Retainage is required on almost all construction projects.  Retainage in a construction contract allows the developer to withhold a portion of each progress payment to the contractor until the project is complete.  Retainage is basically a form of insurance to the developer because there is a strong financial incentive for the contractor to complete the work even though it is only a small percentage withheld from each payment. 

Retainage for public construction projects is often governed by local laws. 

For example say a new Maryland government building needs to be constructed.  A general contractor earns $5,000 upon pouring the foundation, plus $15,000 upon completion of the frame, plus $10,000 upon completion of the roof.

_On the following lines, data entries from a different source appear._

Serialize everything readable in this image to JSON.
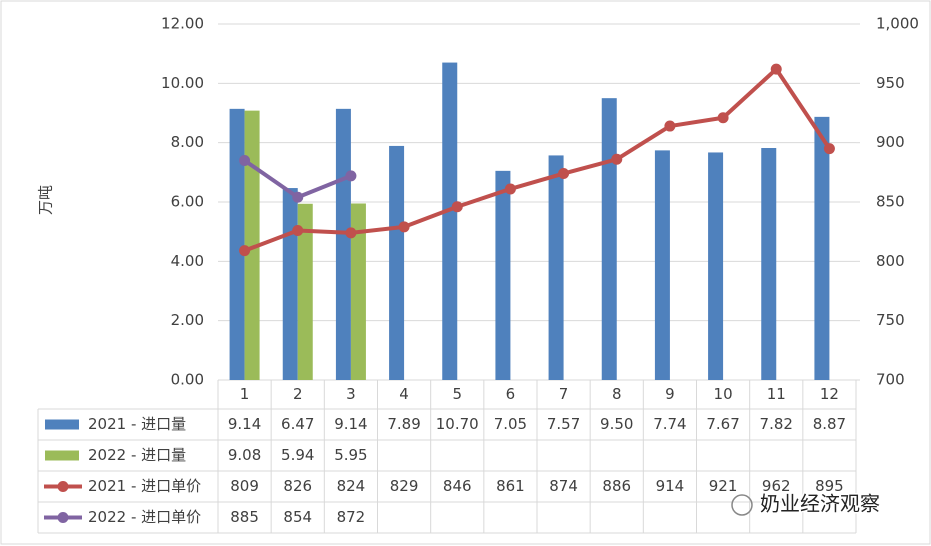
{
  "chart_data": {
    "type": "bar",
    "y_label": "万吨",
    "categories": [
      "1",
      "2",
      "3",
      "4",
      "5",
      "6",
      "7",
      "8",
      "9",
      "10",
      "11",
      "12"
    ],
    "series": [
      {
        "name": "2021 - 进口量",
        "type": "bar",
        "color": "#4f81bd",
        "values": [
          9.14,
          6.47,
          9.14,
          7.89,
          10.7,
          7.05,
          7.57,
          9.5,
          7.74,
          7.67,
          7.82,
          8.87
        ],
        "value_labels": [
          "9.14",
          "6.47",
          "9.14",
          "7.89",
          "10.70",
          "7.05",
          "7.57",
          "9.50",
          "7.74",
          "7.67",
          "7.82",
          "8.87"
        ]
      },
      {
        "name": "2022 - 进口量",
        "type": "bar",
        "color": "#9bbb59",
        "values": [
          9.08,
          5.94,
          5.95,
          null,
          null,
          null,
          null,
          null,
          null,
          null,
          null,
          null
        ],
        "value_labels": [
          "9.08",
          "5.94",
          "5.95",
          null,
          null,
          null,
          null,
          null,
          null,
          null,
          null,
          null
        ]
      },
      {
        "name": "2021 - 进口单价",
        "type": "line",
        "axis": "y2",
        "color": "#c0504d",
        "values": [
          809,
          826,
          824,
          829,
          846,
          861,
          874,
          886,
          914,
          921,
          962,
          895
        ]
      },
      {
        "name": "2022 - 进口单价",
        "type": "line",
        "axis": "y2",
        "color": "#8064a2",
        "values": [
          885,
          854,
          872,
          null,
          null,
          null,
          null,
          null,
          null,
          null,
          null,
          null
        ]
      }
    ],
    "ylim": [
      0,
      12
    ],
    "yticks": [
      {
        "value": 0,
        "label": "0.00"
      },
      {
        "value": 2,
        "label": "2.00"
      },
      {
        "value": 4,
        "label": "4.00"
      },
      {
        "value": 6,
        "label": "6.00"
      },
      {
        "value": 8,
        "label": "8.00"
      },
      {
        "value": 10,
        "label": "10.00"
      },
      {
        "value": 12,
        "label": "12.00"
      }
    ],
    "y2lim": [
      700,
      1000
    ],
    "y2ticks": [
      700,
      750,
      800,
      850,
      900,
      950,
      {
        "value": 1000,
        "label": "1,000"
      }
    ],
    "grid": true,
    "watermark": "奶业经济观察"
  }
}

Of each payment, normally 10% is held back by the developer as retainage. In Maryland, the retainage is paid when the project is completed. 

A Maryland law decreased the required retainage from 10% to 5% on public construction projects, but requires the contractor to furnish payment and performance bonds.  The American Subcontractors Association (ASA) of Baltimore fought for the passing of this bill. 

The ASA recognizes that retainage is important in construction law and construction contracts.  However, some contractors often have to wait years for final payment because retainage is not paid until the project is done.  Contractors and subcontractors who finish projects in a timely manner and “early finishing trades” like excavators and site work contractors have been hurt by higher retainage percentages.   This law provides a great financial benefit to constructors of all public buildings in Maryland because it will increase the necessary cash flow to permit on-going operations.